Moreover, CSO’s service provision did not change either, compared to 2020. CSOs remained the main private providers of social services in the country and provided critical health, housing, psychological services, legal aid, and educational services, particularly to marginalized communities and those affected by COVID-19. Their services sometimes replaced or complemented state interventions. However, service provision remains heavily dependent on donor support while government support in this regard is insufficient and often difficult to access. At the Western Balkans level, Albania and North Macedonia are the best-performing countries when it comes to CSO service provision.
Similarly, the sectoral infrastructure supporting CSOs remained largely unchanged. The majority of the activities supporting the sector continued to be organized online, except for a few activities being held in person. On a positive note, CSOs had access to technical assistance, mentoring, training, and sub-granting schemes offered by different organizations. They built networks among themselves, as well as cooperated with informal groups of activists, the media, universities, and independent institutions. Cooperation between CSOs and the central government, the local government, or the private sector remained insufficient. At the Western Balkans level, the performance of Albania and Montenegro regarding sectoral infrastructure is lower compared to the other countries.
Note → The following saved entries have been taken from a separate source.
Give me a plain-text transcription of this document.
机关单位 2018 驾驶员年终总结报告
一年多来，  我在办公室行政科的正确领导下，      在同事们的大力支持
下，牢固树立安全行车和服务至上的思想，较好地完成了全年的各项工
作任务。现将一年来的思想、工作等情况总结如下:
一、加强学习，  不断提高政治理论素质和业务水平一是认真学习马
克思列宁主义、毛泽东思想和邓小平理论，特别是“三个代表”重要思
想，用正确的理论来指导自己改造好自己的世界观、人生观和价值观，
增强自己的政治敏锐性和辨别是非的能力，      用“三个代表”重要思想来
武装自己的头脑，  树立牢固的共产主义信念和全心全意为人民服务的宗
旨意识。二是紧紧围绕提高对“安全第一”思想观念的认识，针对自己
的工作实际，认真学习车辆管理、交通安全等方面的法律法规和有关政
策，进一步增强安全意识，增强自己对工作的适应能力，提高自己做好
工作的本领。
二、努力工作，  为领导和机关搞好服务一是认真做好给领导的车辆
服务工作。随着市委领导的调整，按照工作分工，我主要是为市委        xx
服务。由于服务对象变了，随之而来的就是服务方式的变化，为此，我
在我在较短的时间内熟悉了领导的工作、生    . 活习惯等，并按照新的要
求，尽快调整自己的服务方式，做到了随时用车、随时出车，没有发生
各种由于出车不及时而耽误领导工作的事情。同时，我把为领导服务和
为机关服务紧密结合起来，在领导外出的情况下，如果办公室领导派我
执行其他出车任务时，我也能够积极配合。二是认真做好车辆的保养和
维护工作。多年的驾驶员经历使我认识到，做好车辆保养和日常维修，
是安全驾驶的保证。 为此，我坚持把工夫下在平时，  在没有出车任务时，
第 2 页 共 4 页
Finally, CSOs’ financial viability remained the weakest dimension of sustainability, even though it did not see any significant change in 2021. The aftermath of the COVID-19 pandemic weakened the financial sustainability of the civil society sector which was already challenged due to Albania’s unfavorable legal and fiscal framework. The lack of VAT refunds for grants is an example that continues to negatively affect CSOs’ operations and activities. CSOs’ financial viability seems to be similarly weak throughout the Western Balkans region, with Kosovo being the best-performing country.
In conclusion, the overall CSOs’ sustainability in Albania seems to be weaker compared to other Western Balkans countries such as North Macedonia and Kosovo, but slightly better compared to Serbia, Bosnia-Herzegovina, and Montenegro.